In vitro interaction of C.PvuII protein with wild-type and altered C-box regions. (A) EMSA reactions were processed as outlined in ‘Materials and methods’ section and shown in Supplementary Data (Figure S4). Data are shown as % of unshifted DNA versus increasing concentration of added C.PvuII. ‘WT’ refers to the native PvuII C-boxes and spacers. The others all have symmetrized spacers with varied intra-operator spacers. (B) EMSA competition assays were performed using 200 nM of C.PvuII and 20 nM of biotin-labeled WT C-box 126-mer (as described in ‘Materials and methods’ section).

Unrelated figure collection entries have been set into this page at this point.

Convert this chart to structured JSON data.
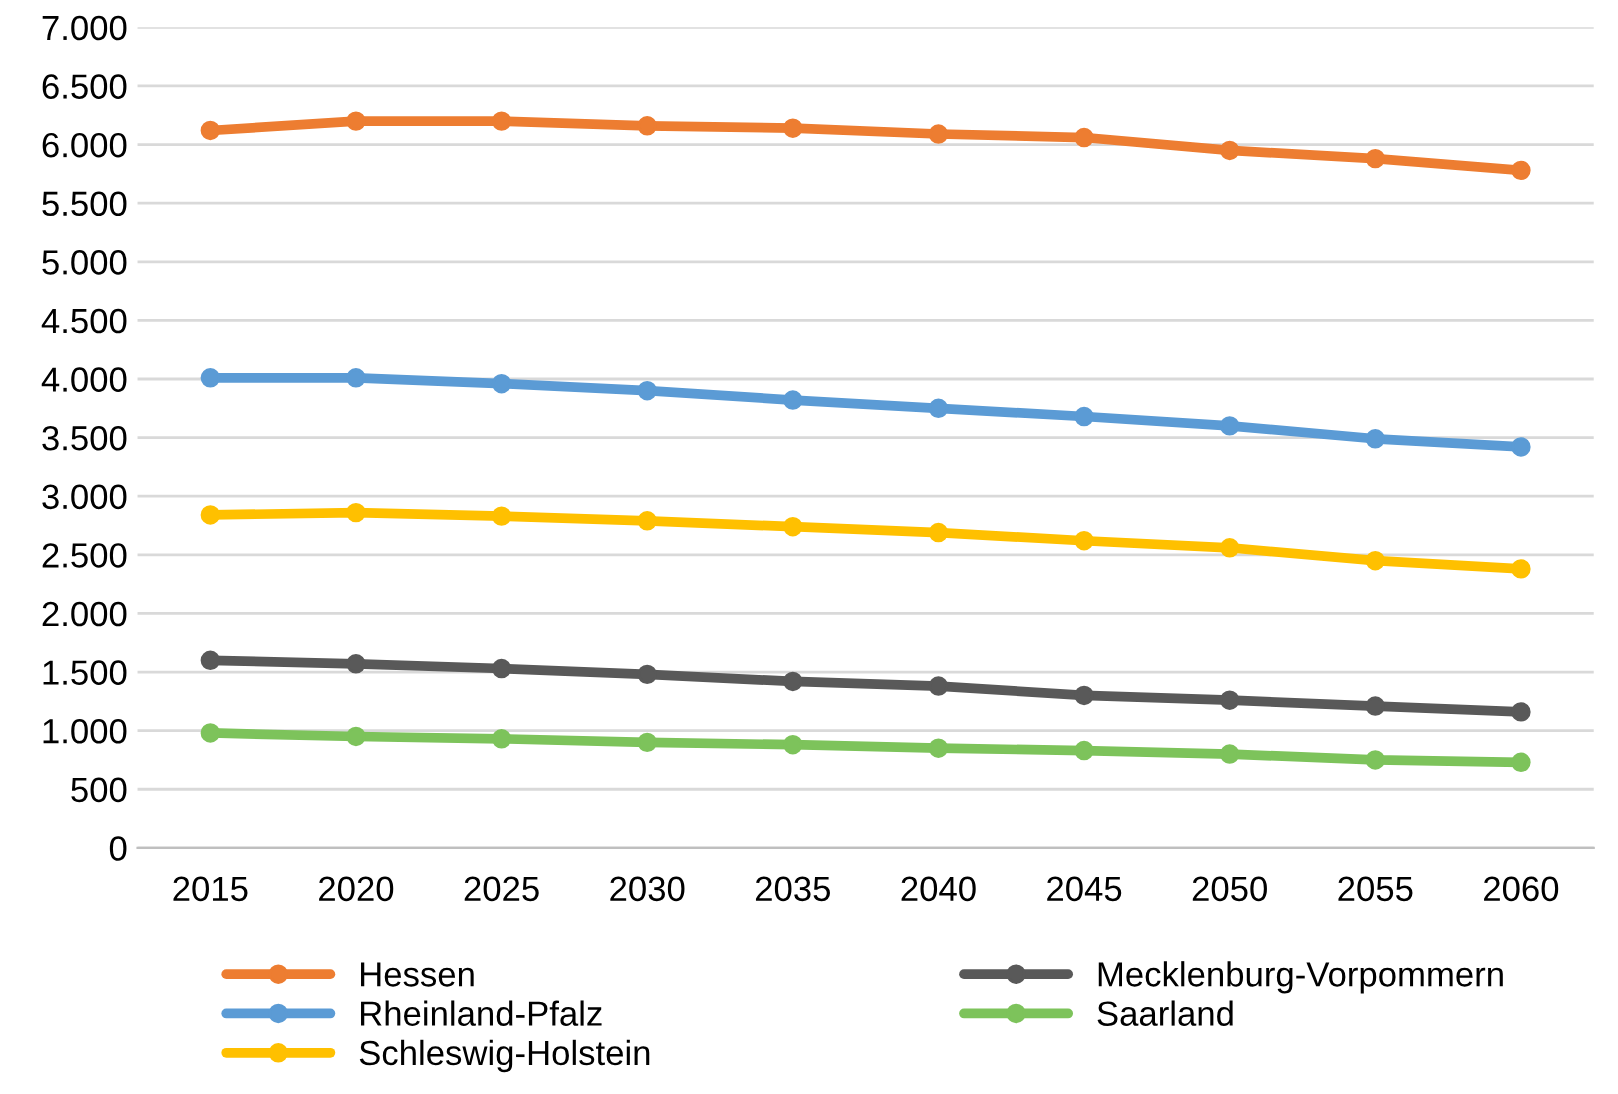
{
  "chart_data": {
    "type": "line",
    "categories": [
      "2015",
      "2020",
      "2025",
      "2030",
      "2035",
      "2040",
      "2045",
      "2050",
      "2055",
      "2060"
    ],
    "series": [
      {
        "name": "Hessen",
        "color": "#ed7d31",
        "values": [
          6120,
          6200,
          6200,
          6160,
          6140,
          6090,
          6060,
          5950,
          5880,
          5780
        ]
      },
      {
        "name": "Rheinland-Pfalz",
        "color": "#5b9bd5",
        "values": [
          4010,
          4010,
          3960,
          3900,
          3820,
          3750,
          3680,
          3600,
          3490,
          3420
        ]
      },
      {
        "name": "Schleswig-Holstein",
        "color": "#ffc000",
        "values": [
          2840,
          2860,
          2830,
          2790,
          2740,
          2690,
          2620,
          2560,
          2450,
          2380
        ]
      },
      {
        "name": "Mecklenburg-Vorpommern",
        "color": "#595959",
        "values": [
          1600,
          1570,
          1530,
          1480,
          1420,
          1380,
          1300,
          1260,
          1210,
          1160
        ]
      },
      {
        "name": "Saarland",
        "color": "#7dc35b",
        "values": [
          980,
          950,
          930,
          900,
          880,
          850,
          830,
          800,
          750,
          730
        ]
      }
    ],
    "ylim": [
      0,
      7000
    ],
    "yticks": [
      0,
      500,
      {
        "value": 1000,
        "label": "1.000"
      },
      {
        "value": 1500,
        "label": "1.500"
      },
      {
        "value": 2000,
        "label": "2.000"
      },
      {
        "value": 2500,
        "label": "2.500"
      },
      {
        "value": 3000,
        "label": "3.000"
      },
      {
        "value": 3500,
        "label": "3.500"
      },
      {
        "value": 4000,
        "label": "4.000"
      },
      {
        "value": 4500,
        "label": "4.500"
      },
      {
        "value": 5000,
        "label": "5.000"
      },
      {
        "value": 5500,
        "label": "5.500"
      },
      {
        "value": 6000,
        "label": "6.000"
      },
      {
        "value": 6500,
        "label": "6.500"
      },
      {
        "value": 7000,
        "label": "7.000"
      }
    ],
    "grid": "y",
    "legend": "bottom",
    "marker": "circle",
    "line_style": "solid"
  }
}
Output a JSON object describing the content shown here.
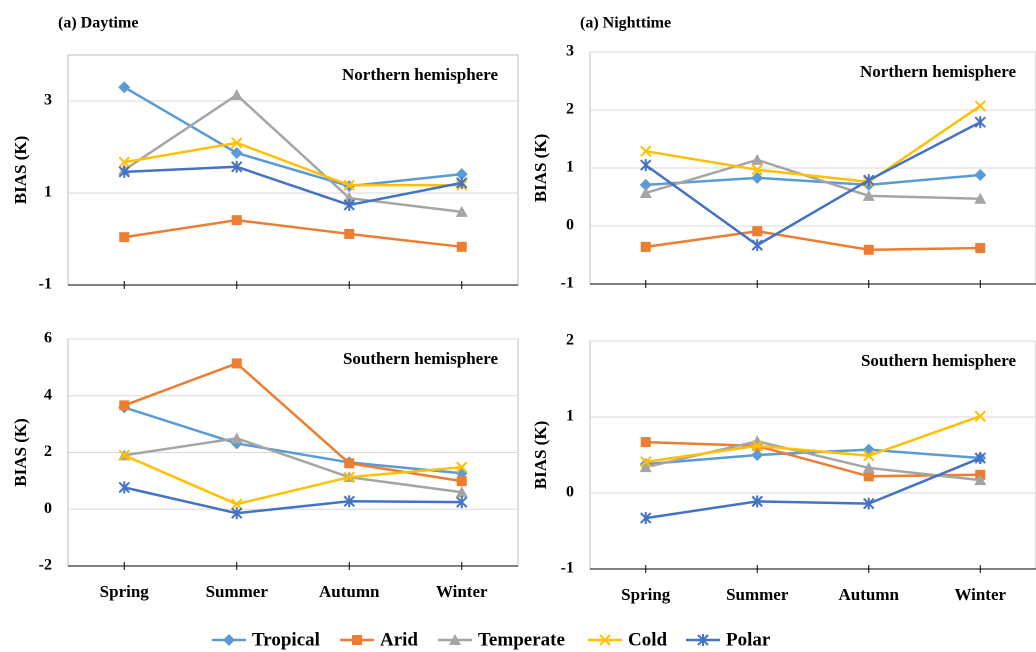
{
  "chart_data": [
    {
      "type": "line",
      "title": "(a) Daytime",
      "annotation": "Northern hemisphere",
      "y_label": "BIAS (K)",
      "categories": [
        null,
        null,
        null,
        null
      ],
      "ylim": [
        -1,
        4
      ],
      "yticks": [
        -1,
        1,
        3
      ],
      "grid": true,
      "series": [
        {
          "name": "Tropical",
          "color": "#5b9bd5",
          "marker": "diamond",
          "values": [
            3.3,
            1.87,
            1.15,
            1.41
          ]
        },
        {
          "name": "Arid",
          "color": "#ed7d31",
          "marker": "square",
          "values": [
            0.04,
            0.41,
            0.11,
            -0.17
          ]
        },
        {
          "name": "Temperate",
          "color": "#a5a5a5",
          "marker": "triangle",
          "values": [
            1.5,
            3.13,
            0.89,
            0.59
          ]
        },
        {
          "name": "Cold",
          "color": "#ffc000",
          "marker": "x",
          "values": [
            1.67,
            2.09,
            1.17,
            1.17
          ]
        },
        {
          "name": "Polar",
          "color": "#4472c4",
          "marker": "star",
          "values": [
            1.46,
            1.57,
            0.74,
            1.22
          ]
        }
      ]
    },
    {
      "type": "line",
      "title": "(a) Nighttime",
      "annotation": "Northern hemisphere",
      "y_label": "BIAS (K)",
      "categories": [
        null,
        null,
        null,
        null
      ],
      "ylim": [
        -1,
        3
      ],
      "yticks": [
        -1,
        0,
        1,
        2,
        3
      ],
      "grid": true,
      "series": [
        {
          "color": "#5b9bd5",
          "marker": "diamond",
          "values": [
            0.71,
            0.83,
            0.71,
            0.88
          ]
        },
        {
          "color": "#ed7d31",
          "marker": "square",
          "values": [
            -0.36,
            -0.09,
            -0.41,
            -0.38
          ]
        },
        {
          "color": "#a5a5a5",
          "marker": "triangle",
          "values": [
            0.57,
            1.14,
            0.52,
            0.47
          ]
        },
        {
          "color": "#ffc000",
          "marker": "x",
          "values": [
            1.29,
            0.97,
            0.76,
            2.07
          ]
        },
        {
          "color": "#4472c4",
          "marker": "star",
          "values": [
            1.05,
            -0.33,
            0.79,
            1.79
          ]
        }
      ]
    },
    {
      "type": "line",
      "annotation": "Southern hemisphere",
      "y_label": "BIAS (K)",
      "categories": [
        "Spring",
        "Summer",
        "Autumn",
        "Winter"
      ],
      "ylim": [
        -2,
        6
      ],
      "yticks": [
        -2,
        0,
        2,
        4,
        6
      ],
      "grid": true,
      "series": [
        {
          "color": "#5b9bd5",
          "marker": "diamond",
          "values": [
            3.59,
            2.32,
            1.65,
            1.27
          ]
        },
        {
          "color": "#ed7d31",
          "marker": "square",
          "values": [
            3.66,
            5.14,
            1.62,
            0.99
          ]
        },
        {
          "color": "#a5a5a5",
          "marker": "triangle",
          "values": [
            1.9,
            2.5,
            1.13,
            0.6
          ]
        },
        {
          "color": "#ffc000",
          "marker": "x",
          "values": [
            1.9,
            0.18,
            1.13,
            1.48
          ]
        },
        {
          "color": "#4472c4",
          "marker": "star",
          "values": [
            0.77,
            -0.14,
            0.28,
            0.25
          ]
        }
      ]
    },
    {
      "type": "line",
      "annotation": "Southern hemisphere",
      "y_label": "BIAS (K)",
      "categories": [
        "Spring",
        "Summer",
        "Autumn",
        "Winter"
      ],
      "ylim": [
        -1,
        2
      ],
      "yticks": [
        -1,
        0,
        1,
        2
      ],
      "grid": true,
      "series": [
        {
          "color": "#5b9bd5",
          "marker": "diamond",
          "values": [
            0.38,
            0.5,
            0.57,
            0.46
          ]
        },
        {
          "color": "#ed7d31",
          "marker": "square",
          "values": [
            0.67,
            0.62,
            0.22,
            0.24
          ]
        },
        {
          "color": "#a5a5a5",
          "marker": "triangle",
          "values": [
            0.34,
            0.68,
            0.33,
            0.17
          ]
        },
        {
          "color": "#ffc000",
          "marker": "x",
          "values": [
            0.41,
            0.62,
            0.49,
            1.01
          ]
        },
        {
          "color": "#4472c4",
          "marker": "star",
          "values": [
            -0.33,
            -0.11,
            -0.14,
            0.46
          ]
        }
      ]
    }
  ]
}
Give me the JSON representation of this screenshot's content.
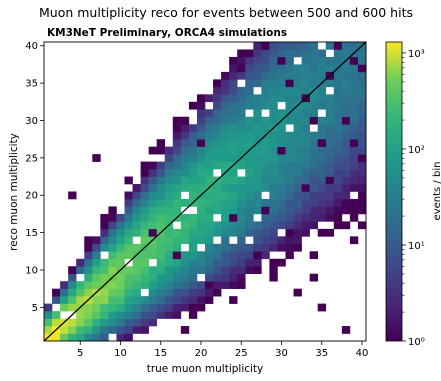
{
  "chart_data": {
    "type": "heatmap",
    "title": "Muon multiplicity reco for events between 500 and 600 hits",
    "subtitle": "KM3NeT Preliminary, ORCA4 simulations",
    "xlabel": "true muon multiplicity",
    "ylabel": "reco muon multiplicity",
    "xlim": [
      0.5,
      40.5
    ],
    "ylim": [
      0.5,
      40.5
    ],
    "xticks": [
      5,
      10,
      15,
      20,
      25,
      30,
      35,
      40
    ],
    "yticks": [
      5,
      10,
      15,
      20,
      25,
      30,
      35,
      40
    ],
    "bin_width": 1,
    "colorbar": {
      "label": "events / bin",
      "scale": "log",
      "range": [
        1,
        1300
      ],
      "tick_labels": [
        "10⁰",
        "10¹",
        "10²",
        "10³"
      ],
      "tick_values": [
        1,
        10,
        100,
        1000
      ]
    },
    "diagonal_line": {
      "from": [
        0.5,
        0.5
      ],
      "to": [
        40.5,
        40.5
      ],
      "color": "#000000"
    },
    "colormap": "viridis",
    "bins_note": "approximate event counts per (true, reco) bin; sparse outliers listed explicitly",
    "outliers": [
      [
        4,
        20
      ],
      [
        7,
        25
      ],
      [
        14,
        15
      ],
      [
        17,
        12
      ],
      [
        18,
        30
      ],
      [
        20,
        27
      ],
      [
        21,
        8
      ],
      [
        24,
        17
      ],
      [
        27,
        12
      ],
      [
        29,
        10
      ],
      [
        32,
        7
      ],
      [
        35,
        5
      ],
      [
        38,
        2
      ],
      [
        22,
        35
      ],
      [
        25,
        37
      ],
      [
        26,
        39
      ],
      [
        28,
        40
      ],
      [
        30,
        38
      ],
      [
        31,
        35
      ],
      [
        33,
        33
      ],
      [
        36,
        36
      ],
      [
        39,
        38
      ],
      [
        40,
        37
      ],
      [
        37,
        40
      ],
      [
        34,
        30
      ],
      [
        38,
        30
      ],
      [
        35,
        27
      ],
      [
        39,
        27
      ],
      [
        30,
        26
      ],
      [
        40,
        25
      ],
      [
        33,
        21
      ],
      [
        36,
        22
      ],
      [
        28,
        18
      ],
      [
        31,
        15
      ]
    ]
  }
}
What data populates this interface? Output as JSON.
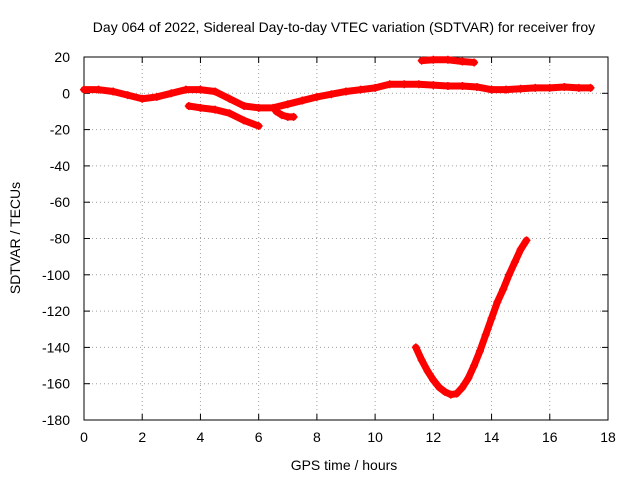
{
  "chart_data": {
    "type": "scatter",
    "title": "Day 064 of 2022, Sidereal Day-to-day VTEC variation (SDTVAR) for receiver froy",
    "xlabel": "GPS time / hours",
    "ylabel": "SDTVAR / TECUs",
    "xlim": [
      0,
      18
    ],
    "ylim": [
      -180,
      20
    ],
    "xticks": [
      0,
      2,
      4,
      6,
      8,
      10,
      12,
      14,
      16,
      18
    ],
    "yticks": [
      20,
      0,
      -20,
      -40,
      -60,
      -80,
      -100,
      -120,
      -140,
      -160,
      -180
    ],
    "grid": true,
    "marker": "+",
    "color": "#ff0000",
    "series": [
      {
        "name": "arc-main",
        "x": [
          0,
          0.5,
          1.0,
          1.5,
          2.0,
          2.5,
          3.0,
          3.5,
          4.0,
          4.5,
          5.0,
          5.5,
          6.0,
          6.5,
          7.0,
          7.5,
          8.0,
          8.5,
          9.0,
          9.5,
          10.0,
          10.5,
          11.0,
          11.5,
          12.0,
          12.5,
          13.0,
          13.5,
          14.0,
          14.5,
          15.0,
          15.5,
          16.0,
          16.5,
          17.0,
          17.4
        ],
        "y": [
          2,
          2,
          1,
          -1,
          -3,
          -2,
          0,
          2,
          2,
          1,
          -3,
          -7,
          -8,
          -8,
          -6,
          -4,
          -2,
          -0.5,
          1,
          2,
          3,
          5,
          5,
          5,
          4.5,
          4,
          4,
          3.5,
          2,
          2,
          2.5,
          3,
          3,
          3.5,
          3,
          3
        ]
      },
      {
        "name": "arc-low",
        "x": [
          3.6,
          4.0,
          4.5,
          5.0,
          5.5,
          6.0
        ],
        "y": [
          -7,
          -8,
          -9,
          -11,
          -15,
          -18
        ]
      },
      {
        "name": "arc-short",
        "x": [
          6.6,
          6.8,
          7.0,
          7.2
        ],
        "y": [
          -10,
          -12,
          -13,
          -13
        ]
      },
      {
        "name": "arc-high",
        "x": [
          11.6,
          12.0,
          12.5,
          13.0,
          13.4
        ],
        "y": [
          18,
          18.5,
          18.5,
          17.5,
          17
        ]
      },
      {
        "name": "arc-dip",
        "x": [
          11.4,
          11.6,
          11.8,
          12.0,
          12.2,
          12.4,
          12.6,
          12.8,
          13.0,
          13.2,
          13.4,
          13.6,
          13.8,
          14.0,
          14.2,
          14.4,
          14.6,
          14.8,
          15.0,
          15.2
        ],
        "y": [
          -140,
          -147,
          -153,
          -158,
          -162,
          -164.5,
          -166,
          -165.5,
          -162,
          -157,
          -150,
          -142,
          -133,
          -124,
          -115,
          -108,
          -100,
          -93,
          -86,
          -81
        ]
      }
    ]
  }
}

Competition reactions contained increasing amounts of unlabeled 126-mer DNA fragments (from 1- to 10-fold molar excess). The competitor DNAs contained intra-operator spacers: CAA/CAA (white circles), CAA/CAT (white squares), CAT/CAA (black squares), CAT/CAT (black circles) or no C-boxes (triangles, negative control). Following EMSA and electroblotting, the shifted bands for each reaction were visualized and quantified via chemiluminescent detection of the biotinylated DNA as described in ‘Materials and methods’ section. For clarity symbols are the same as in Figure 3.